Bob Bruninga (WB4APR) invented the Automatic Packet Reporting System (APRS) to provide a real-time tactical data network built on top of AX.25 packet radio. APRS broadcasts position, weather, telemetry, and text messages. A digipeater receives these messages and retransmits them, extending the functional range. iGates receive APRS messages and feed them into the APRS-IS internet backbone, which powers aprs.fi and other sites which show these messages on a map.

DPRS

APRS over D-STAR instead of analog frequencies. Many D-STAR repeaters send DPRS messages they receive to APRS-IS.

KISS TNC

Marked true if the radio has a user-accessible terminal node controller (TNC) that uses the KISS protocol.

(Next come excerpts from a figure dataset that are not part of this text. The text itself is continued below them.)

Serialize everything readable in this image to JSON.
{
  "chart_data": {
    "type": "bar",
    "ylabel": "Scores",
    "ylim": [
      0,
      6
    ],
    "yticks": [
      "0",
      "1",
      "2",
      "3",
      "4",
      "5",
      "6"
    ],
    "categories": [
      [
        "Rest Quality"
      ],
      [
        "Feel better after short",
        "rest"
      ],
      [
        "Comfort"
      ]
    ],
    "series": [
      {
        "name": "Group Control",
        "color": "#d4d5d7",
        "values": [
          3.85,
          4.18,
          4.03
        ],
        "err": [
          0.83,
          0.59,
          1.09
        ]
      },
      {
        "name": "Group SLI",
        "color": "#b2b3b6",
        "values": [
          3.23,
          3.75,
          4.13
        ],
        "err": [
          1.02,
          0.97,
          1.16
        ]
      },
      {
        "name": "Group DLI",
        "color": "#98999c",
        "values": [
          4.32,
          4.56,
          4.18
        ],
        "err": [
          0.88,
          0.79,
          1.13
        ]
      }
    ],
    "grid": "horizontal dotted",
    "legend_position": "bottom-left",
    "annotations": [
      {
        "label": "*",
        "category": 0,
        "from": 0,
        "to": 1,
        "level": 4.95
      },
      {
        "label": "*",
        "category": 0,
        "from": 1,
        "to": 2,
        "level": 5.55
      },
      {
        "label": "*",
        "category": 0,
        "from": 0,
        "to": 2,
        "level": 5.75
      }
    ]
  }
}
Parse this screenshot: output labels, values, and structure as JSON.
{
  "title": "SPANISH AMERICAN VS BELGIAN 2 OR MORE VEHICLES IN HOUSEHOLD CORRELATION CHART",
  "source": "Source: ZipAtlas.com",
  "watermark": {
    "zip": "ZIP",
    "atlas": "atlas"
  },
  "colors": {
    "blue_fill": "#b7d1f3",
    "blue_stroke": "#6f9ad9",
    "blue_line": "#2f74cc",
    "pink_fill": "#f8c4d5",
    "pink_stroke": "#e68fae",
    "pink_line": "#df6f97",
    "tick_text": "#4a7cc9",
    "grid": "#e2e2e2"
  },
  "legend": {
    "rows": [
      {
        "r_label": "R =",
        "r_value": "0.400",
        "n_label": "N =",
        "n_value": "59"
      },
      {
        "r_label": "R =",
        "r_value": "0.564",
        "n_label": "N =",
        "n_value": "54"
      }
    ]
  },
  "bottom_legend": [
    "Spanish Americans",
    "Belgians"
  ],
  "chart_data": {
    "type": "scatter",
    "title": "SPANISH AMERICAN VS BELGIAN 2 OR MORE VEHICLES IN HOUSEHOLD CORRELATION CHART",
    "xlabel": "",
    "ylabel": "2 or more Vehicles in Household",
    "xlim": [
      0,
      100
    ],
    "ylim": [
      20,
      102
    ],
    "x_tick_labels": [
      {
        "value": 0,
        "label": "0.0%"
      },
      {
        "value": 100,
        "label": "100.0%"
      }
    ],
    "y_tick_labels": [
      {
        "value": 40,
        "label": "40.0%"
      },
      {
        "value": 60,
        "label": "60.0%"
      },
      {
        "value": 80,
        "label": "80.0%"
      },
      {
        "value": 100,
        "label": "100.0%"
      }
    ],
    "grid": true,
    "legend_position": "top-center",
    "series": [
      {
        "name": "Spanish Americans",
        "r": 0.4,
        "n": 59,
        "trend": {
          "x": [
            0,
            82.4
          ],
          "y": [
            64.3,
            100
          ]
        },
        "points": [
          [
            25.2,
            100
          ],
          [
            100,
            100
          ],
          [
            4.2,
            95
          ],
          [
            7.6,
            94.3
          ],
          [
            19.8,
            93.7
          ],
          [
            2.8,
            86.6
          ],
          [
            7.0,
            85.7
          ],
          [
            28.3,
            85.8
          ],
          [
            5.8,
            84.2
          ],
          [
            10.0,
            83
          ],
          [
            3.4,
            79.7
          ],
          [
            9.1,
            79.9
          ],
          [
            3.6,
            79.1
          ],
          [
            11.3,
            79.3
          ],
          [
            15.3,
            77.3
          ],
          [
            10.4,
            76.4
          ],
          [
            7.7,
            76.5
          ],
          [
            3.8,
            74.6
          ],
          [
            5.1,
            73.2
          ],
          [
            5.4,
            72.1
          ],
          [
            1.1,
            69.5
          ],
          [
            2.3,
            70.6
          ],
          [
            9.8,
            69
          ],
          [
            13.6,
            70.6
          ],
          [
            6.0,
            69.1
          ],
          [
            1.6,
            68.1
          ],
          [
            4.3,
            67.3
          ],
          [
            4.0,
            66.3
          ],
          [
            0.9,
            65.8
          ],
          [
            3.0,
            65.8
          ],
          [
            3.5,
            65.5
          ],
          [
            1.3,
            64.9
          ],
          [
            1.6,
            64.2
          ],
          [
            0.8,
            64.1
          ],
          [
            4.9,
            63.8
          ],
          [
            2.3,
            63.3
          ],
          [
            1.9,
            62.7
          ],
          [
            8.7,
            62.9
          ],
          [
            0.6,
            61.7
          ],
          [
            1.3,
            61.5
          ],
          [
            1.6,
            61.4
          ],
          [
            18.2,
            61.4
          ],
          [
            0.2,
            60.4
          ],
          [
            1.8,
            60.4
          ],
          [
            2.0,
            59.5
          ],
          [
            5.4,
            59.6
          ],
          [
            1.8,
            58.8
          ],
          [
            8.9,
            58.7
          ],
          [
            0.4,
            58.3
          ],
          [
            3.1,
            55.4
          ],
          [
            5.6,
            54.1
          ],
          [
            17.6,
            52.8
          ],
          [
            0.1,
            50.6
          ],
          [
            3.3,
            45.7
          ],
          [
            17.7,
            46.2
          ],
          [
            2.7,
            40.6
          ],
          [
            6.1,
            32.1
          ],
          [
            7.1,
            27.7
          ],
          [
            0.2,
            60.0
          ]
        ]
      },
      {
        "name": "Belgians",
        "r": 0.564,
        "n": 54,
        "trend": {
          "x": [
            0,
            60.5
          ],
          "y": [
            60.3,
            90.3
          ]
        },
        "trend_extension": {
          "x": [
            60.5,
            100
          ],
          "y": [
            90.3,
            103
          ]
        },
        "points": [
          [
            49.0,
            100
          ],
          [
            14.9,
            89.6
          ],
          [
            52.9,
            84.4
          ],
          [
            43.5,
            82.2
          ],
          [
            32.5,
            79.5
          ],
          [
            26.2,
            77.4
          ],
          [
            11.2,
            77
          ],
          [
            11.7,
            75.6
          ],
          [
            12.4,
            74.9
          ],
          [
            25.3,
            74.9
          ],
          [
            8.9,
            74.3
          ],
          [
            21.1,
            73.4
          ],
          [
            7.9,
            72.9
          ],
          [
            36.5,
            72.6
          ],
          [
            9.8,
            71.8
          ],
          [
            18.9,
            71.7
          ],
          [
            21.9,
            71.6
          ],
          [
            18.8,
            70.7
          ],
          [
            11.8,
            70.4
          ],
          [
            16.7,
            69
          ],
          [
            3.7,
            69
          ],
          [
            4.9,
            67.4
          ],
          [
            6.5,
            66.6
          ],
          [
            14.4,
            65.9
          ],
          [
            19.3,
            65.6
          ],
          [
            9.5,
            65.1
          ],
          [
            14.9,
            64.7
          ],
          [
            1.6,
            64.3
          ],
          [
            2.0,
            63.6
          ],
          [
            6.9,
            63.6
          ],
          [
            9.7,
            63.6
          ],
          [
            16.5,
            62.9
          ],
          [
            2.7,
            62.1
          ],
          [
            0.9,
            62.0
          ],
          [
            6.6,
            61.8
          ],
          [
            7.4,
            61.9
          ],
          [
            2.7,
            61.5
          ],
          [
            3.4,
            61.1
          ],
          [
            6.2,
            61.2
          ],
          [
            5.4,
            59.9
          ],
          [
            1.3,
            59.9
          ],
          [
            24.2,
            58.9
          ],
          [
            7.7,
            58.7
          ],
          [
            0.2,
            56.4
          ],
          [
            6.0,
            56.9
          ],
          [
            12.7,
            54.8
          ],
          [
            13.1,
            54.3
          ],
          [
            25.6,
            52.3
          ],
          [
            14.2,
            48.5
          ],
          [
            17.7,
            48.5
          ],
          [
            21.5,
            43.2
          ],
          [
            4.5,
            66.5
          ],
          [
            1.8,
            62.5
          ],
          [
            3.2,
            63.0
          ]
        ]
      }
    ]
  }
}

Some radios have digital features and therefore include a TNC, but do not make it available to the user, and therefore we would not mark this feature. The TNC can be available over a cable or wirelessly.

Physical Characteristics

Battery

Ports

Extras

CHIRP

CHIRP is freely available software for programming handheld radios from your computer. CHIRP runs on Windows, MacOS, and Linux and supports dozens of radios. If CHIRP supports the radio, we mark this feature yes.

Cross band repeater

A cross band repeater receives a signal on one band and simultaneously retransmits it on another band. This is commonly used to extend the range of a handheld radio by placing the cross band capable radio in a location with better antenna height or reception, so you can work a distant repeater on 70cm from your handheld while the cross band radio relays your signal on 2m (or vice versa).

Full duplex

Most radios can not transmit a signal and receive a signal at the same time. When you key up the radio by pressing PTT, the radio stops receiving. A full duplex radio is (usually) a dual band dual receive radio that has the added circuitry and filters to allow it to transmit on one band at the same time it is receiving signals on another band.

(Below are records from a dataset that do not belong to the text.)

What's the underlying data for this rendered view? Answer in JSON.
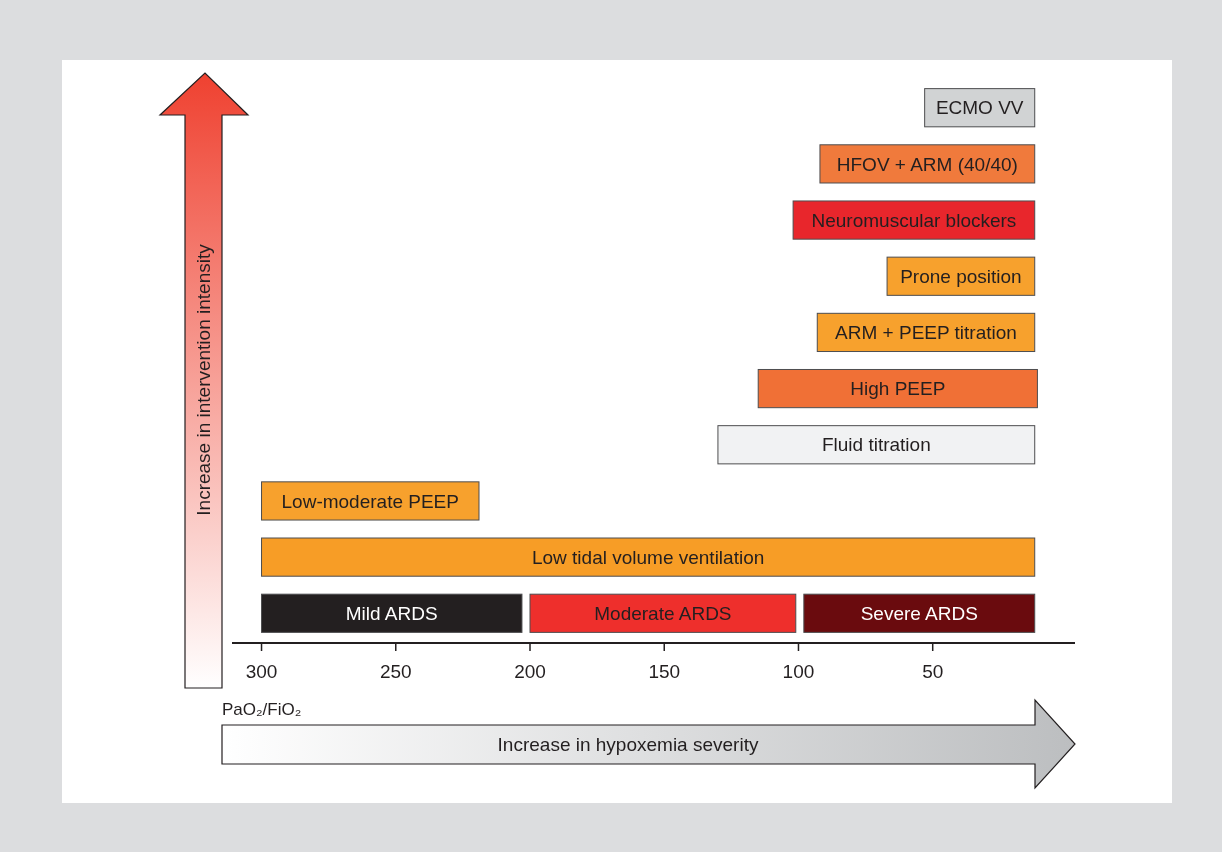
{
  "chart_data": {
    "type": "bar",
    "orientation": "horizontal",
    "xlabel": "PaO₂/FiO₂",
    "ylabel": "Increase in intervention intensity",
    "annotations": [
      "Increase in hypoxemia severity"
    ],
    "categories": [
      "ECMO VV",
      "HFOV + ARM (40/40)",
      "Neuromuscular blockers",
      "Prone position",
      "ARM + PEEP titration",
      "High PEEP",
      "Fluid titration",
      "Low-moderate PEEP",
      "Low tidal volume ventilation",
      null
    ],
    "series": [
      {
        "colors": [
          "#d1d3d4",
          "#f07a3c",
          "#e8262c",
          "#f7a12d",
          "#f7a12d",
          "#f07036",
          "#f1f2f3",
          "#f7a12d",
          "#f79d26",
          null
        ],
        "base": [
          12,
          12,
          12,
          12,
          12,
          11,
          12,
          219,
          12,
          null
        ],
        "values": [
          41,
          80,
          90,
          55,
          81,
          104,
          118,
          81,
          288,
          null
        ]
      },
      {
        "name": "Mild ARDS",
        "color": "#231f20",
        "base": [
          null,
          null,
          null,
          null,
          null,
          null,
          null,
          null,
          null,
          203
        ],
        "values": [
          null,
          null,
          null,
          null,
          null,
          null,
          null,
          null,
          null,
          97
        ]
      },
      {
        "name": "Moderate ARDS",
        "color": "#ee2f2c",
        "base": [
          null,
          null,
          null,
          null,
          null,
          null,
          null,
          null,
          null,
          101
        ],
        "values": [
          null,
          null,
          null,
          null,
          null,
          null,
          null,
          null,
          null,
          99
        ]
      },
      {
        "name": "Severe ARDS",
        "color": "#6a0b0e",
        "base": [
          null,
          null,
          null,
          null,
          null,
          null,
          null,
          null,
          null,
          12
        ],
        "values": [
          null,
          null,
          null,
          null,
          null,
          null,
          null,
          null,
          null,
          86
        ]
      }
    ],
    "xlim": [
      311,
      -3
    ],
    "xticks": [
      300,
      250,
      200,
      150,
      100,
      50
    ]
  }
}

Full duplex radios are particularly desirable for communicating with satellites.

MicroSD

A few radios have a MicroSD card slot, which typically is used for firmware upgrades or recording audio.

Flashlight

Marked true if the radio has a built-in flashlight.

Roger beep

Why the roger beep is important 🤣

Unlockable

Handheld amateur radios are usually limited to transmitting on the frequency ranges of the amateur radio bands. For most radios, you can modify the hardware to allow it to transmit on a broader range of frequencies. Some radios have a software unlock feature, which permits the radio to transmit on non-amateur frequencies without making any hardware modifications. If the radio has such a software feature, it's referred to as "unlockable".